Indeed -- "by their fruits ye shall know them." And too often, the
fruits of "mouth Christianity" are a nasty judgmentalism, and a
tendency to preach hellfire & brimstone, not a loving service
to others.

Maturity does not mean moral or spiritual perfection in the final sense,
but merely that the Saint has been seeking, knocking and finding.


There is no perfection this side of Heaven -- Adam's Sin broke the
perfection that God had ordained, and we live in the aftermath. The
best we can do is what the heroic exemplars of the Faith have don in
every generation form 30 AD onwards -- strive with all that is in us
toward that perfection, knowing that we will only achieve it in Heaven.

The East does not accept Augustine of Hippo's doctrine of Original Sin
-- that we all inherit the Sin of Adam. The rather say that Adam's Sin
broke the perfection and the peace of God's creation, and that our
natures, and the nature of the world are damaged because of that
breakage. It is thus diametrically opposed to the Calvinist idea of
Total Depravity, as well as its denial of Free Will.

That they have achieved that status before God and man in
which they are complete in their re-presentatin of the Life, Death and
Resurrection power of Messiah in their Life.


We see some who appear to have come very close to that ideal,
to that perfection -- Mother Theresa of Calcutta, for instance --
but the final crown of Glory is given in the presence of the Father.

Spiritual Perfection in our view means one is complete and
appropriate for what God has called them to be and do. Thus one may be
spiritually full grown from the womb (i.e. John the Baptist &
Mary of Nazareth), or one may take years of personal struggle and self
denial to achieve that summoned status in Messiah (i.e. Paul etc.). But
one sign is a growing sense of humility and a childlike sense of
innocent tranquility in times of trial.

Western ascetic Saints tend to get the Stigmata -- Christ's wounds.
Eastern saints glow in the dark -- and the daytime.
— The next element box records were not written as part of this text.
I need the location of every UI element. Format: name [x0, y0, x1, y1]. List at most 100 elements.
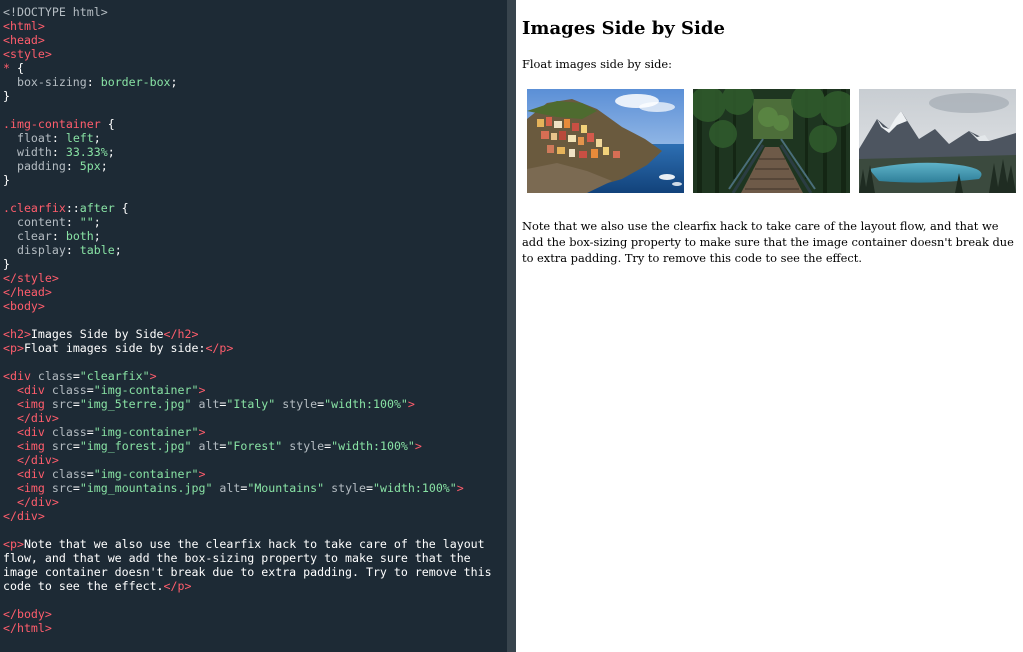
mountains-image	[859, 89, 1016, 193]
code-line[interactable]	[3, 313, 507, 327]
code-token: </p>	[205, 341, 234, 355]
code-line[interactable]	[3, 355, 507, 369]
code-token: "clearfix"	[79, 369, 150, 383]
code-token: "Italy"	[226, 397, 276, 411]
code-token: width	[3, 145, 52, 159]
code-token: src	[51, 481, 73, 495]
pane-divider[interactable]	[507, 0, 516, 652]
code-line[interactable]: }	[3, 173, 507, 187]
code-line[interactable]: .img-container {	[3, 117, 507, 131]
image-gallery	[522, 84, 1020, 198]
code-token: :	[51, 131, 66, 145]
code-token: <html>	[3, 19, 45, 33]
code-token: >	[198, 425, 206, 439]
code-token: >	[149, 369, 157, 383]
code-token: </html>	[3, 621, 52, 635]
code-token: <img	[3, 481, 52, 495]
code-line[interactable]	[3, 103, 507, 117]
code-token: "width:100%"	[331, 439, 415, 453]
code-token: class	[51, 425, 87, 439]
code-line[interactable]: flow, and that we add the box-sizing pro…	[3, 551, 507, 565]
code-line[interactable]: display: table;	[3, 243, 507, 257]
code-token: =	[72, 369, 80, 383]
code-line[interactable]: </style>	[3, 271, 507, 285]
code-line[interactable]: }	[3, 257, 507, 271]
code-token: </div>	[3, 495, 59, 509]
code-token: </style>	[3, 271, 59, 285]
code-token: <p>	[3, 341, 24, 355]
code-line[interactable]: <body>	[3, 299, 507, 313]
code-token: }	[3, 173, 10, 187]
code-token: =	[366, 481, 373, 495]
code-line[interactable]: float: left;	[3, 131, 507, 145]
code-line[interactable]: </body>	[3, 607, 507, 621]
code-line[interactable]: </div>	[3, 411, 507, 425]
code-line[interactable]: <h2>Images Side by Side</h2>	[3, 327, 507, 341]
code-content[interactable]: <!DOCTYPE html> <html> <head> <style> * { bo…	[3, 5, 507, 635]
code-line[interactable]: * {	[3, 61, 507, 75]
code-token: src	[51, 397, 73, 411]
code-line[interactable]: clear: both;	[3, 229, 507, 243]
code-token: :	[65, 159, 80, 173]
code-line[interactable]: </div>	[3, 453, 507, 467]
code-line[interactable]: <p>Float images side by side:</p>	[3, 341, 507, 355]
code-token: <div	[3, 383, 52, 397]
code-line[interactable]: content: "";	[3, 215, 507, 229]
code-token: ;	[93, 131, 101, 145]
code-token: <head>	[3, 33, 45, 47]
code-token: .img-container	[3, 117, 108, 131]
code-token: content	[3, 215, 66, 229]
code-line[interactable]: <div class="img-container">	[3, 467, 507, 481]
code-line[interactable]: }	[3, 89, 507, 103]
code-token: alt	[191, 397, 220, 411]
code-line[interactable]: </div>	[3, 495, 507, 509]
code-line[interactable]: <head>	[3, 33, 507, 47]
code-line[interactable]: </div>	[3, 509, 507, 523]
code-token: =	[86, 383, 94, 397]
code-token: <img	[3, 397, 52, 411]
code-token: "img-container"	[93, 467, 199, 481]
code-line[interactable]	[3, 593, 507, 607]
code-token: ::	[65, 201, 80, 215]
code-line[interactable]: <div class="img-container">	[3, 425, 507, 439]
code-line[interactable]: <div class="clearfix">	[3, 369, 507, 383]
code-token: src	[51, 439, 73, 453]
code-line[interactable]	[3, 523, 507, 537]
code-token: }	[3, 89, 10, 103]
code-token: left	[65, 131, 94, 145]
img-container-mountains	[854, 84, 1020, 198]
code-token: Images Side by Side	[30, 327, 164, 341]
code-token: ;	[93, 215, 101, 229]
code-line[interactable]: image container doesn't break due to ext…	[3, 565, 507, 579]
code-token: ;	[114, 243, 122, 257]
code-token: class	[37, 369, 73, 383]
code-line[interactable]: <!DOCTYPE html>	[3, 5, 507, 19]
forest-image	[693, 89, 850, 193]
code-line[interactable]: code to see the effect.</p>	[3, 579, 507, 593]
code-token: style	[275, 397, 318, 411]
code-line[interactable]: padding: 5px;	[3, 159, 507, 173]
result-note: Note that we also use the clearfix hack …	[522, 219, 1014, 265]
code-line[interactable]: width: 33.33%;	[3, 145, 507, 159]
code-line[interactable]: <img src="img_mountains.jpg" alt="Mounta…	[3, 481, 507, 495]
code-token: "img_mountains.jpg"	[79, 481, 213, 495]
code-token: <!DOCTYPE html>	[3, 5, 108, 19]
code-line[interactable]: <p>Note that we also use the clearfix ha…	[3, 537, 507, 551]
code-line[interactable]: <div class="img-container">	[3, 383, 507, 397]
code-token: Note that we also use the clearfix hack …	[23, 537, 485, 551]
code-line[interactable]: </html>	[3, 621, 507, 635]
code-token: =	[72, 397, 80, 411]
code-line[interactable]: </head>	[3, 285, 507, 299]
code-token: box-sizing	[3, 75, 87, 89]
code-token: </div>	[3, 453, 59, 467]
code-editor[interactable]: <!DOCTYPE html> <html> <head> <style> * { bo…	[0, 0, 507, 652]
code-line[interactable]	[3, 187, 507, 201]
code-line[interactable]: <img src="img_5terre.jpg" alt="Italy" st…	[3, 397, 507, 411]
code-line[interactable]: <html>	[3, 19, 507, 33]
result-intro: Float images side by side:	[522, 57, 672, 71]
code-line[interactable]: box-sizing: border-box;	[3, 75, 507, 89]
code-line[interactable]: <style>	[3, 47, 507, 61]
code-token: >	[407, 397, 415, 411]
code-line[interactable]: .clearfix::after {	[3, 201, 507, 215]
code-line[interactable]: <img src="img_forest.jpg" alt="Forest" s…	[3, 439, 507, 453]
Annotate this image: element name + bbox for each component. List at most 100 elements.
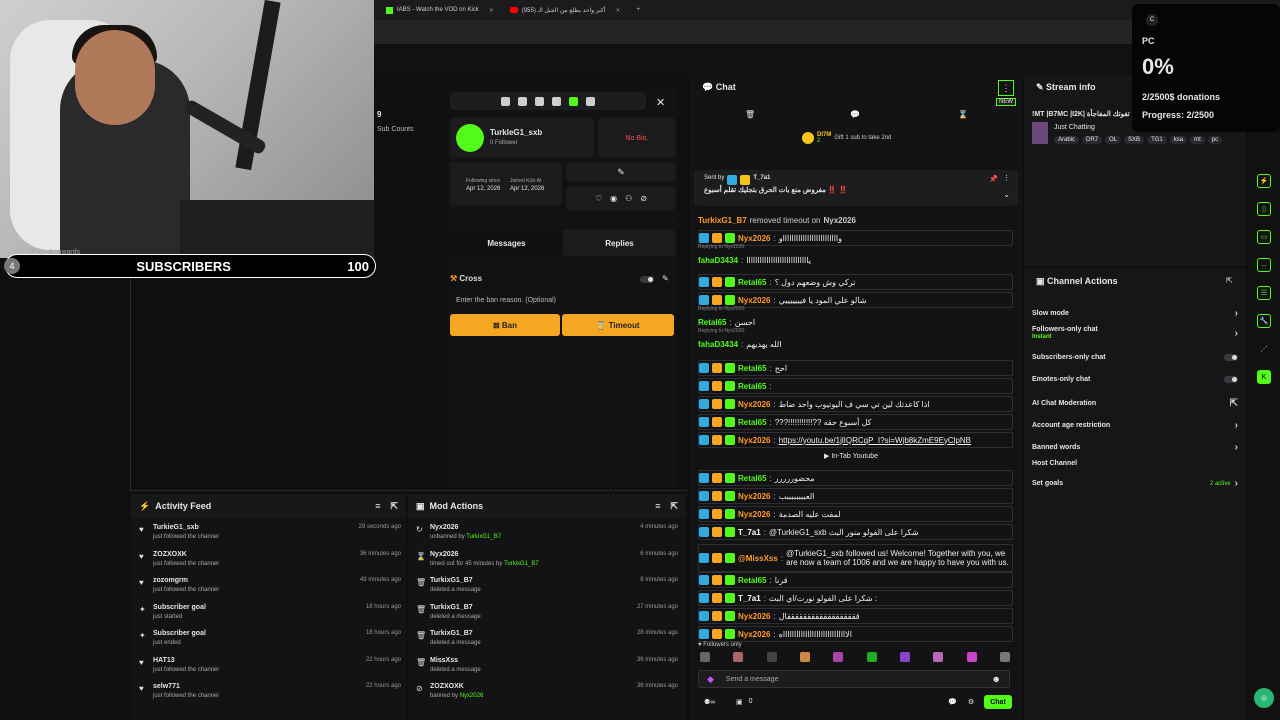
emote[interactable] [933, 652, 944, 662]
chat-username[interactable]: Nyx2026 [738, 400, 770, 409]
subscribers-only-chat[interactable]: Subscribers-only chat [1032, 354, 1238, 361]
layout-icon[interactable]: ☰ [1257, 286, 1271, 300]
emoji-icon[interactable]: ◆ [707, 674, 714, 685]
close-icon[interactable]: ✕ [615, 7, 620, 14]
activity-item[interactable]: ♥ HAT13 just followed the channel 22 hours … [139, 655, 401, 681]
activity-item[interactable]: ✦ Subscriber goal just started 18 hours ago [139, 602, 401, 628]
subscribers-only-toggle[interactable] [1224, 354, 1238, 361]
chat-username[interactable]: Retal65 [738, 364, 766, 373]
chat-bubble-icon[interactable]: 💬 [850, 110, 860, 119]
heart-icon[interactable]: ♡ [595, 194, 602, 203]
pin-icon[interactable]: 📌 [989, 175, 998, 183]
emote[interactable] [833, 652, 844, 662]
intab-youtube[interactable]: ▶ In-Tab Youtube [824, 452, 878, 460]
chat-username[interactable]: Nyx2026 [738, 296, 770, 305]
close-icon[interactable]: ✕ [489, 7, 494, 14]
ban-reason-input[interactable]: Enter the ban reason. (Optional) [450, 292, 676, 310]
stream-tag[interactable]: OL [1105, 136, 1122, 144]
smile-icon[interactable]: ☻ [992, 674, 1001, 684]
tab-youtube[interactable]: أكبر واحد يطلع من الجبل الـ (955) ✕ [504, 2, 627, 18]
more-icon[interactable]: ⋮ [1003, 174, 1010, 182]
mod-action-item[interactable]: ⌛ Nyx2026 timed out for 45 minutes by Turk… [416, 549, 678, 575]
chat-message[interactable]: fahaD3434: الله يهديهم [698, 336, 1013, 352]
arrows-icon[interactable]: ↔ [1257, 258, 1271, 272]
chat-message[interactable]: Retal65:???!!!!!!!!!!!?? كل أسبوع حقه [698, 414, 1013, 430]
activity-item[interactable]: ✦ Subscriber goal just ended 18 hours ago [139, 628, 401, 654]
followers-only-chat[interactable]: Followers-only chat Instant › [1032, 326, 1238, 340]
gift-banner[interactable]: DI7M 2 Gift 1 sub to take 2nd [802, 132, 891, 144]
chat-message[interactable]: Retal65: احح [698, 360, 1013, 376]
phone-icon[interactable]: ▯ [1257, 202, 1271, 216]
chat-send-button[interactable]: Chat [984, 695, 1012, 709]
emote[interactable] [866, 652, 877, 662]
chat-username[interactable]: Nyx2026 [738, 630, 770, 639]
chat-message[interactable]: Nyx2026: الاااااااااااااااااااااااااااااه [698, 626, 1013, 642]
mod-action-item[interactable]: 🗑 TurkixG1_B7 deleted a message 28 minutes… [416, 628, 678, 654]
chat-username[interactable]: fahaD3434 [698, 340, 738, 349]
chat-message[interactable]: Retal65: تركي وش وضعهم دول ؟ [698, 274, 1013, 290]
chat-message[interactable]: Nyx2026: ققققققققققققققققققال [698, 608, 1013, 624]
popout-icon[interactable]: ⇱ [390, 501, 398, 512]
emote[interactable] [766, 652, 777, 662]
ai-chat-moderation[interactable]: AI Chat Moderation ⇱ [1032, 398, 1238, 409]
users-icon[interactable]: ⚉∞ [704, 698, 715, 706]
stream-tag[interactable]: DR7 [1082, 136, 1103, 144]
emote[interactable] [966, 652, 977, 662]
emotes-only-chat[interactable]: Emotes-only chat [1032, 376, 1238, 383]
chat-username[interactable]: Retal65 [738, 474, 766, 483]
activity-item[interactable]: ♥ TurkieG1_sxb just followed the channel 29… [139, 522, 401, 548]
chat-username[interactable]: Retal65 [738, 576, 766, 585]
chat-message[interactable]: Retal65: قرنا [698, 572, 1013, 588]
chat-message[interactable]: Retal65: محضوررررر [698, 470, 1013, 486]
ban-button[interactable]: ⊠ Ban [450, 314, 560, 336]
chat-message[interactable]: @MissXss: @TurkieG1_sxb followed us! Welc… [698, 544, 1013, 572]
chat-username[interactable]: Retal65 [738, 382, 766, 391]
users-icon[interactable]: ⚇ [625, 194, 632, 203]
gear-icon[interactable]: ⚙ [968, 698, 974, 706]
chat-username[interactable]: Nyx2026 [738, 492, 770, 501]
host-channel[interactable]: Host Channel [1032, 460, 1238, 467]
chat-message[interactable]: fahaD3434: ياااااااااااااااااااااااااااا [698, 252, 1013, 268]
hammer-icon[interactable] [586, 96, 595, 106]
emote[interactable] [700, 652, 710, 662]
share-icon[interactable]: ⋰ [1257, 342, 1271, 356]
username[interactable]: TurkleG1_sxb [490, 128, 542, 137]
chat-message[interactable]: T_7a1: شكرا على الفولو نورت/اي البث : [698, 590, 1013, 606]
stream-tag[interactable]: TG1 [1147, 136, 1167, 144]
mod-action-item[interactable]: 🗑 TurkixG1_B7 deleted a message 8 minutes … [416, 575, 678, 601]
emote[interactable] [799, 652, 810, 662]
chat-message[interactable]: Nyx2026: اذا كاعدتك لين تي سي ف اليوتيوب … [698, 396, 1013, 412]
chat-username[interactable]: Nyx2026 [738, 510, 770, 519]
filter-icon[interactable]: ≡ [655, 501, 660, 511]
chat-message[interactable]: Retal65: [698, 378, 1013, 394]
chat-username[interactable]: Retal65 [698, 318, 726, 327]
cross-toggle[interactable] [640, 276, 656, 284]
account-age-restriction[interactable]: Account age restriction › [1032, 420, 1238, 431]
chat-message[interactable]: Nyx2026: العببببببببب [698, 488, 1013, 504]
chat-username[interactable]: Nyx2026 [738, 612, 770, 621]
set-goals[interactable]: Set goals 2 active › [1032, 478, 1238, 489]
activity-item[interactable]: ♥ zozomgrm just followed the channel 49 min… [139, 575, 401, 601]
chat-text[interactable]: https://youtu.be/1jlIQRCqP_I?si=Wjb8kZmE… [779, 436, 971, 445]
stream-tag[interactable]: pc [1207, 136, 1223, 144]
chat-icon[interactable] [569, 96, 578, 106]
activity-item[interactable]: ♥ ZOZXOXK just followed the channel 36 minu… [139, 549, 401, 575]
avatar[interactable] [456, 124, 484, 152]
stream-tag[interactable]: Arabic [1054, 136, 1080, 144]
emote[interactable] [733, 652, 744, 662]
eye-icon[interactable]: ◉ [610, 194, 617, 203]
tab-kick[interactable]: IABS - Watch the VOD on Kick ✕ [380, 2, 500, 18]
support-icon[interactable]: ◎ [1254, 688, 1274, 708]
kick-icon[interactable]: K [1257, 370, 1271, 384]
category-thumbnail[interactable] [1032, 122, 1048, 144]
emotes-only-toggle[interactable] [1224, 376, 1238, 383]
mod-action-item[interactable]: 🗑 TurkixG1_B7 deleted a message 27 minutes… [416, 602, 678, 628]
wrench-icon[interactable]: 🔧 [1257, 314, 1271, 328]
chat-username[interactable]: fahaD3434 [698, 256, 738, 265]
chat-username[interactable]: Nyx2026 [738, 234, 770, 243]
chat-bubble-icon[interactable]: 💬 [948, 698, 957, 706]
lightning-icon[interactable] [535, 96, 544, 106]
activity-item[interactable]: ♥ selw771 just followed the channel 22 hour… [139, 681, 401, 707]
emote[interactable] [999, 652, 1010, 662]
chat-menu-icon[interactable]: ⋮ [998, 80, 1014, 96]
The West sees the
path as struggle and warfare; The East as detachment from the world and
its temptations.

Even so, we do not judge one another, but judge ourselves and continually
seek to discern if we remain in Messiah. Saints are neither
antiseptic ascetics, nor are they embroiled in matters which distract
their goal.....they learn from Peter's sinking and keep their eye on
the prize...all the while not becoming so heavenly minded that they are
of no earthy use.


"Faith without good works is dead.

Eastern and Oriental Orthodoxy is a Logical, Objective and
Practical spirituality in which it's Mystical (i.e. Sacramental) Life
in Messiah is a balance of Mysticism (i.e. Internal contemplations of
the Faith), Theology (i.e. Reasoned doctrines of the Faith) and Works
(External expressions of the Faith). This Trinity of Orthodoxy is the
Fullness of the Divine Trinity being manifested in and through us by
His transformative Holy Spirit of Grace and Love which enlivens,
empowers and directs His One Holy Apostolic and Orthodox Catholic
Church.

Of which the Western Church is a part -- just as the East is.